Batılı bir kavram olan “revolution”ın Türkçe karşılığı olan devrim ise, kötü iktidarı yıkmak anlamına gelir. Ancak yıkımdan sonrası için veya yıkım sırasında kullanılan ölçüler itibariyle genellikle fıtri ve vahyi ölçülere aykırılıklar yaşanabilir. Devrim sonrası için uygulanmakta veya uygulanacak olan bir ıslah projesi yoksa kapıda bekleyen rüzgâr buhran ya da anarşizmdir.
İnkılâb, ise Kur’an’da zulmedenlerin devrileceğine (26/227) dair güç merkezli şer’in def’i ile ilgili sınırlı bir kullanımdır.
Islah kavramı lügatte düzeltme, doğru olana köklü dönüşüm-değişim anlamında kullanılırken; terim olarak da bozulanı yeniden fıtrat ve vahiyle buluşturma kararlılığı anlamına gelmektedir. Düşüncede ve sosyal hayatta inkılâbımız ıslah tasavvuruyla başlar.
Her türlü zulme, zorbalığa, ifsada ve şirke karşı ıslah görevini yüklenenlere de Rabbimiz Kitab-ı Kerim’inde “muslihun” demektedir. Muslihun’dan olabilmek ümmetin güvenliği için de önemlidir. Zira Hud Sûresi’nde belirtildiği üzere “Halkı ıslah ediciler (muslihun) olduğu sürece Rabbin kentleri yok edici değildir.” Islah edici yani “muslih” olmak, İslam’ı nefsimizde yaşamak ve tanık olarak bulunduğumuz ortamda şahidlik ve şehidlik ederek hayatta adaleti yükseltmektir.

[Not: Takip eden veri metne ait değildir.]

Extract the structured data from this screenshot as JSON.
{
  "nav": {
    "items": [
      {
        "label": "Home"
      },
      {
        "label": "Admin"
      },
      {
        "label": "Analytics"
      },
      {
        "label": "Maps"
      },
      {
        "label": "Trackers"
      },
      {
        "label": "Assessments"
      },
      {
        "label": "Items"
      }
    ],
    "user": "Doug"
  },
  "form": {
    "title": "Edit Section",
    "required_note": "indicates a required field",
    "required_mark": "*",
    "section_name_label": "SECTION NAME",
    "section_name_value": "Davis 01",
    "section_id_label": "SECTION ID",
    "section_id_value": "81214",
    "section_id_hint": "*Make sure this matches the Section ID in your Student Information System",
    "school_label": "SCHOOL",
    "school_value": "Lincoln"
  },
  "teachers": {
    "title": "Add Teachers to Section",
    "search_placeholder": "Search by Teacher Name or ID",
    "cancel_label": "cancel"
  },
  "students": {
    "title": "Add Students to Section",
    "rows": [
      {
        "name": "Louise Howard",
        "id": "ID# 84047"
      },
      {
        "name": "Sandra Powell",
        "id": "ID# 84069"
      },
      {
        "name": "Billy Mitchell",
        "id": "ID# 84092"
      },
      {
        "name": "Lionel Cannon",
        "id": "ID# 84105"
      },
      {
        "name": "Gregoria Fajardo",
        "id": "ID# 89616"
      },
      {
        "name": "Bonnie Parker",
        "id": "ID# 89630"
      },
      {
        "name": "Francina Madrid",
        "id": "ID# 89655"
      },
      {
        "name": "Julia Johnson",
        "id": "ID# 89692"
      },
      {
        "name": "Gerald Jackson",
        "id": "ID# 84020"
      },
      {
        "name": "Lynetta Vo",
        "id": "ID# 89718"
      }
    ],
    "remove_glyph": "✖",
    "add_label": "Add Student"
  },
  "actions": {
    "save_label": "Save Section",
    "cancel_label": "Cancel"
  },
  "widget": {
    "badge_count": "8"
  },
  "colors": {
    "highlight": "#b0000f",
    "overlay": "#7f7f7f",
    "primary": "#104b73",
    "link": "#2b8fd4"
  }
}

Kur’an alemlere rahmet olan ve içinde evrensel hakikatleri taşıyan ilahi bir kitaptır. 21. yüzyılda da gerek ümmeti yeniden imana davet etmek, gerek küresel cahili karanlığı aşmak ve vahyin uygulanabilir aydınlığına ulaşmak için dareyni kazandıracak olan en temel görevimiz bilgi-amel ve takva temelli ıslah sorumluluğumuzdur.
--------------
Kur’ani Hayat’ın Ocak-Şubat 2016 sayısında yayımlanan “Düşüncede ve Sosyal Hayatta İnkılâbımız Islah Tasavvuruyla Başlar” başlıklı söyleşimde işlediğim konuları Haksöz Haber sitesinde beş farklı başlığa bölerek yayımlamak istedim. Bu yazı ilk bölümdür.